Più di un anno fa, in un’intervista ad Auto&Design, il responsabile del design BMW, Chris Bangle, anticipò in termini volutamente astratti quella che a suo avviso dovrà essere la filosofia automobilistica del futuro. «L’importante – disse – è cominciare a mettere in discussione i dogmi: qualche volta occorre un grosso martello per smantellarli. Basta convincersi che tutto è variabile e non ci sono forme fisse, che quindi si può sfruttare a proprio vantaggio un approccio più flessibile».
Ma è soltanto ora, con la presentazione della Gina Light – una rivoluzionaria vettura sperimentale il cui rivestimento non è di metallo ma di tessuto argentato elastico – che quel concetto assume forma concreta. Già allora, di fatto, Bangle aveva usato il termine Gina: un acronimo che racchiude il concetto di “geometria in funzione di un numero infinito n di alternative”. Per lui Gina era già una realtà.
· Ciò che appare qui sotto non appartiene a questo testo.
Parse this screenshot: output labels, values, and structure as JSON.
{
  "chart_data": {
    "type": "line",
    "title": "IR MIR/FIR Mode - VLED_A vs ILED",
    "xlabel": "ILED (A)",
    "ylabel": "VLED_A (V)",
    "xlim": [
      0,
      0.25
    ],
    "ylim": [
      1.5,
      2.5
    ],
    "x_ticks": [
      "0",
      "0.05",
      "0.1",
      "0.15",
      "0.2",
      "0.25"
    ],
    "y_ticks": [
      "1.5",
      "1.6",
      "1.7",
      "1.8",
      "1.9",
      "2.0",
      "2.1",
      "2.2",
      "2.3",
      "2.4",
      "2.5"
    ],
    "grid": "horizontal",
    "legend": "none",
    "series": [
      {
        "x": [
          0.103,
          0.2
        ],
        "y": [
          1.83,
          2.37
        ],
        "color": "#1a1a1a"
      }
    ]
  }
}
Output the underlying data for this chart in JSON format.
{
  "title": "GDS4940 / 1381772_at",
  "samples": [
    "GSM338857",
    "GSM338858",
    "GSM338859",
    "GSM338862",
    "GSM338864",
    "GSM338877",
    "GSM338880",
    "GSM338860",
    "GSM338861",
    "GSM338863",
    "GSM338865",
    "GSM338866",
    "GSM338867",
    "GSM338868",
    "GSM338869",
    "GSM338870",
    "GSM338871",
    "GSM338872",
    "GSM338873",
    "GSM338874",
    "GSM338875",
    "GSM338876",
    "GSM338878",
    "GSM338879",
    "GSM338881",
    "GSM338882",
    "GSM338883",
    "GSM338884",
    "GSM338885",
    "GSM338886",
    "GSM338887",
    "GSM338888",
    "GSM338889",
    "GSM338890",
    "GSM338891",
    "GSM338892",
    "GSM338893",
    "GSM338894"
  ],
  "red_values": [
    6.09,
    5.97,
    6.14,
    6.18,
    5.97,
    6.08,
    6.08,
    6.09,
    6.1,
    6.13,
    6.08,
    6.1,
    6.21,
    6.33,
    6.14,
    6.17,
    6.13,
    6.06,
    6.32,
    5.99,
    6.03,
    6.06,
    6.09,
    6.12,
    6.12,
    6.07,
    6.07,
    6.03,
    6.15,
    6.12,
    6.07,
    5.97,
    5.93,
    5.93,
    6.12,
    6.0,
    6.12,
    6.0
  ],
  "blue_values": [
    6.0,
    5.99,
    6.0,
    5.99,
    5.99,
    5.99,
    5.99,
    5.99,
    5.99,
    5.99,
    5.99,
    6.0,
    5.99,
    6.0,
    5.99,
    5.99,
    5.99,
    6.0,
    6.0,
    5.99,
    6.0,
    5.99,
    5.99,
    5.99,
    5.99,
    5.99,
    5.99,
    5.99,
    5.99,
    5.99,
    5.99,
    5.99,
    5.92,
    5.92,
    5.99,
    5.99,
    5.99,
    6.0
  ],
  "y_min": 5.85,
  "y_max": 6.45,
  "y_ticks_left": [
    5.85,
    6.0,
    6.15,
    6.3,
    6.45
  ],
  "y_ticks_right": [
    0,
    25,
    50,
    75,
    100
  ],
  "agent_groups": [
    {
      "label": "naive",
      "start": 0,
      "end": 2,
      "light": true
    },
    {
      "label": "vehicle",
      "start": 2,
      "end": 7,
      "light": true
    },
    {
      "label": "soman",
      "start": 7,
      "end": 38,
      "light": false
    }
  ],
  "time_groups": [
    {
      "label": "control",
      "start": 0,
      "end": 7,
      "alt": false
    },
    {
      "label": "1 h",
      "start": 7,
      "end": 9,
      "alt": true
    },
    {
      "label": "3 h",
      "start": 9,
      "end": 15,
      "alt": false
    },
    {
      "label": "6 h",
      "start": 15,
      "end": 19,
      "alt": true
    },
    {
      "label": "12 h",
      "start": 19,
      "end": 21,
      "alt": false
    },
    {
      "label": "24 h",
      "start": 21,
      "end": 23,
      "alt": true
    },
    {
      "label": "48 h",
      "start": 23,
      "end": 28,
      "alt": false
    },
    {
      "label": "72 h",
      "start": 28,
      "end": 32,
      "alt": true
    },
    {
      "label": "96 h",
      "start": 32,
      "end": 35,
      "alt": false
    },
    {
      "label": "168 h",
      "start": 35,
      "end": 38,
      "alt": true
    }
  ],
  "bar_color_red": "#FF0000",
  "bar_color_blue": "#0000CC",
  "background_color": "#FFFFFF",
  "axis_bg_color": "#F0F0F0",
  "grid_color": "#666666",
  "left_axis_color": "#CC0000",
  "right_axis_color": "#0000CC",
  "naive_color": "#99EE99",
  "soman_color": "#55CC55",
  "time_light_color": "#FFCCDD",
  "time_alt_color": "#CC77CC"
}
Dire che la Gina Light è “un’auto di tessuto”, però, sarebbe perlomeno riduttivo. Certo: il tessuto – tessuto speciale, s’intende, frutto di avanzate tecnologie – è una delle possibilità che quella nuova filosofia apre; ma non è la sola. Il tessuto di questo modello non rappresenta che un modo di visualizzare le variabili del design automobilistico del futuro, quindi un nuovo linguaggio formale.
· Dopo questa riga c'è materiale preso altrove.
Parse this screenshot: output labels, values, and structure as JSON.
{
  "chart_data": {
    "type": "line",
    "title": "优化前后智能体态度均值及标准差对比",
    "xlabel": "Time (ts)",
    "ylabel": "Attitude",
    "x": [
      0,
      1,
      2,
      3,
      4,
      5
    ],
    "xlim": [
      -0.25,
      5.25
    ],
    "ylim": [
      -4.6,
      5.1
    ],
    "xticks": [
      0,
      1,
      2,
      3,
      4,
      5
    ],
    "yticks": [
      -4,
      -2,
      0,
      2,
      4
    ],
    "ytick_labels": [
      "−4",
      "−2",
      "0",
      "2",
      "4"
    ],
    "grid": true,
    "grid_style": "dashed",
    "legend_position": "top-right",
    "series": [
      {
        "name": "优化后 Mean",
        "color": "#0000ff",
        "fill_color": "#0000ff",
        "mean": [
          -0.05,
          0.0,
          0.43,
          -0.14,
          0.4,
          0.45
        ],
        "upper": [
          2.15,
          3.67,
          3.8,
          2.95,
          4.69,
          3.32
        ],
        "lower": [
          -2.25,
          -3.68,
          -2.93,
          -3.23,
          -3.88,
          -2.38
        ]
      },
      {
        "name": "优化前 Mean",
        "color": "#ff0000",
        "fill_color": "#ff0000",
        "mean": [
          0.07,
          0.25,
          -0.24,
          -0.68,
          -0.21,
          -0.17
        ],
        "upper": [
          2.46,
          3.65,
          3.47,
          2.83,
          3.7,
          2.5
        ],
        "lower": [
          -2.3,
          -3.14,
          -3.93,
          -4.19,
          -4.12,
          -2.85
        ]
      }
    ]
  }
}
Questa Gina, di fatto, consente di creare prodotti con forme e funzioni dalle interpretazioni personalizzate, adattate alle varie esigenze dei futuri utilizzatori. Come sintetizza Bangle, «la filosofia Gina consiste nell’essere flessibili, nel pensare in modo flessibile, nell’agire in modo flessibile. E’ il primato del contesto sul dogma».